The auditor’s report showed a difference in cash deposits to cash received nearly every month from the time Rickard took office in 2014 until December 2018. In 2014, there was a difference of $288 from the WYUSR account, and $9,445.49 was missing from the QuickBooks account. There were only negligible losses from WYUSER in 2015, but $10,856.39 was missing from QuickBooks. In 2016, WYUSER was $6,100 short, and QuickBooks was $20,269.67 short.
Greater sums disappeared from the court clerk’s accounts in 2017 and 2018. In 2017, QuickBooks was missing $51,320.09, and WYUSER was missing $21,413.94. In 2018, QuickBooks was $31,501.39 short, and WYUSER was $58,658.94 short.
In November and December 2018, Rickard’s last months as clerk before the investigation, the accounts were missing a total of $8,709.32. She resigned from her post in February, citing medical issues as the reason.
According to the affidavit, Carlson interviewed Rickard on Jan. 24. She told him that the checks could have been returned because on occasion funds were deposited into the wrong account on accident. When Carlson asked about the pair of checks that were returned NSF, Rickard said she couldn’t explain it.
“Rickard said that she didn’t understand why funds were not available,” the affidavit said.

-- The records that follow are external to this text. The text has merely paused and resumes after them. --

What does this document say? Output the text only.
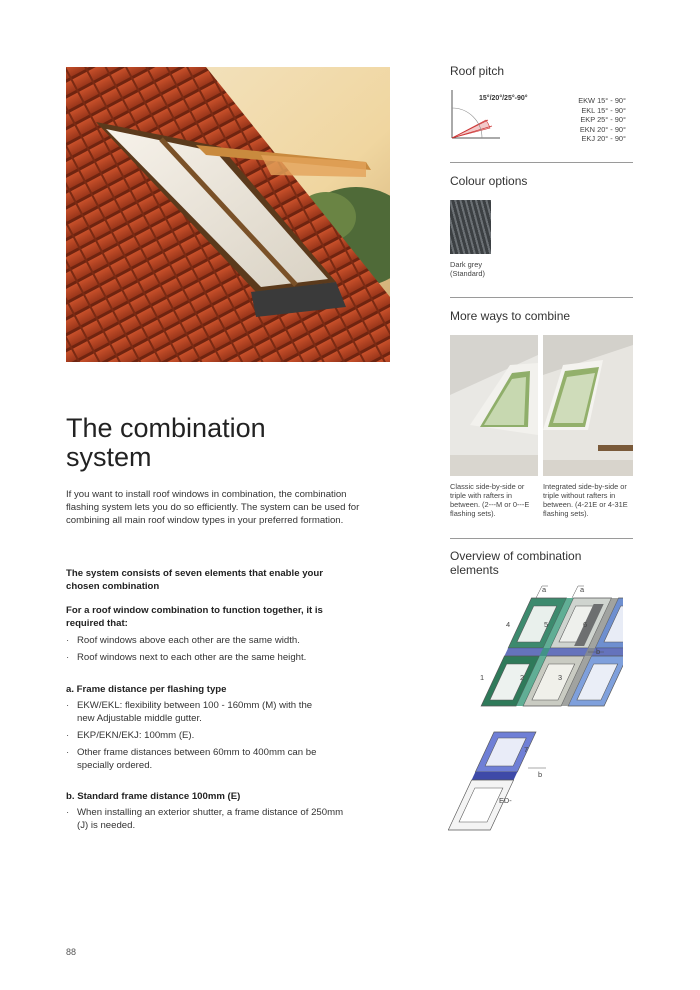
The combination
system

If you want to install roof windows in combination, the combination flashing system lets you do so efficiently. The system can be used for combining all main roof window types in your preferred formation.

The system consists of seven elements that enable your chosen combination
For a roof window combination to function together, it is required that:
· Roof windows above each other are the same width.
· Roof windows next to each other are the same height.
a. Frame distance per flashing type
· EKW/EKL: flexibility between 100 - 160mm (M) with the new Adjustable middle gutter.
· EKP/EKN/EKJ: 100mm (E).
· Other frame distances between 60mm to 400mm can be specially ordered.
b. Standard frame distance 100mm (E)
· When installing an exterior shutter, a frame distance of 250mm (J) is needed.
88
Roof pitch
15°/20°/25°-90°	EKW 15° - 90°
EKL 15° - 90°
EKP 25° - 90°
EKN 20° - 90°
EKJ 20° - 90°
Colour options
Dark grey
(Standard)
More ways to combine
Classic side-by-side or triple with rafters in between. (2-‑‑M or 0-‑‑E flashing sets).
Integrated side-by-side or triple without rafters in between. (4-21E or 4-31E flashing sets).
Overview of combination
elements
a	a
b
4	5	6
1	2	3
7
b
ED-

“Rickard recalled a civil case where a large check was provided to the Clerk’s Office to be held until the case was resolved. Rickard was surprised to find out that approximately $100,000 was missing from the account,” the affidavit said. “Rickard couldn’t understand why the money wasn’t there because the only way the money could be dispersed was by the order of the judge, and the order to release the funds had not been issued.
“Rickard also thought it was ‘weird;’ that cash had been discovered missing from the deposits made into the WYUSER accounts,” the affidavit said.
During the course of the investigation, Rickard allegedly admitted to taking “some of the money,” the affidavit said.
“Rickard was curious as to the exact dollar amount that was missing. Numerous times after admitting responsibility for the missing cash, Rickard said she was sorry and asked how she was going to be able to pay it back.”
According to the affidavit, “Rickard said most of the money was used to pay bills, rent and cell phone bills for one of her daughters, whom she declined to identify.”
Rickard told Carlson she knew she wasn’t authorized to take the money.
“She claimed she had intentions of paying the money back,” the affidavit said. “Rickard claimed to have made cash deposits, as repayments, into the court accounts. Rickard didn’t know the exact amounts of when the cash repayments took place.”
The only specific incident listed in the affidavit was in Aug. 2018. Correa received a $5,000 cash payment, and “the payment was entered into the WYUSER system and a receipt was given,” the affidavit said.
“Deputy Clerk Correa told me she placed the funds into the deposit bag to be taken to the bank. According to Deputy Clerk Correa, Rickard took the deposit to the bank. Around January 2019, when Correa reviewed the actual deposits for the WYUSER and QuickBooks accounts, the $5,000 bond was never deposited into the bank.”
Rickard’s next court date had not been set at press time. The prosecution will be handled by special prosecutor Spencer Allred of Lincoln County.
During the Goshen County Board of Commissioners meeting on July 2, Goshen County Attorney Eric Boyer said the county is planning to seek restitution for the funds, and that it plans on invoking its $10,000 bond on the office. The county paid more than $100,000 to make the accounts current, he said.
“We have no thoughts that it will be denied,” Boyer said. “We’ve also filed an insurance claim with the county’s insurer, and we’re honestly not sure if they’re going to deny that or not.
"The county is also simultaneously pursuing a conversation with the Wyoming Insurance Commissioner about that potential insurance claim, if that claim is denied.”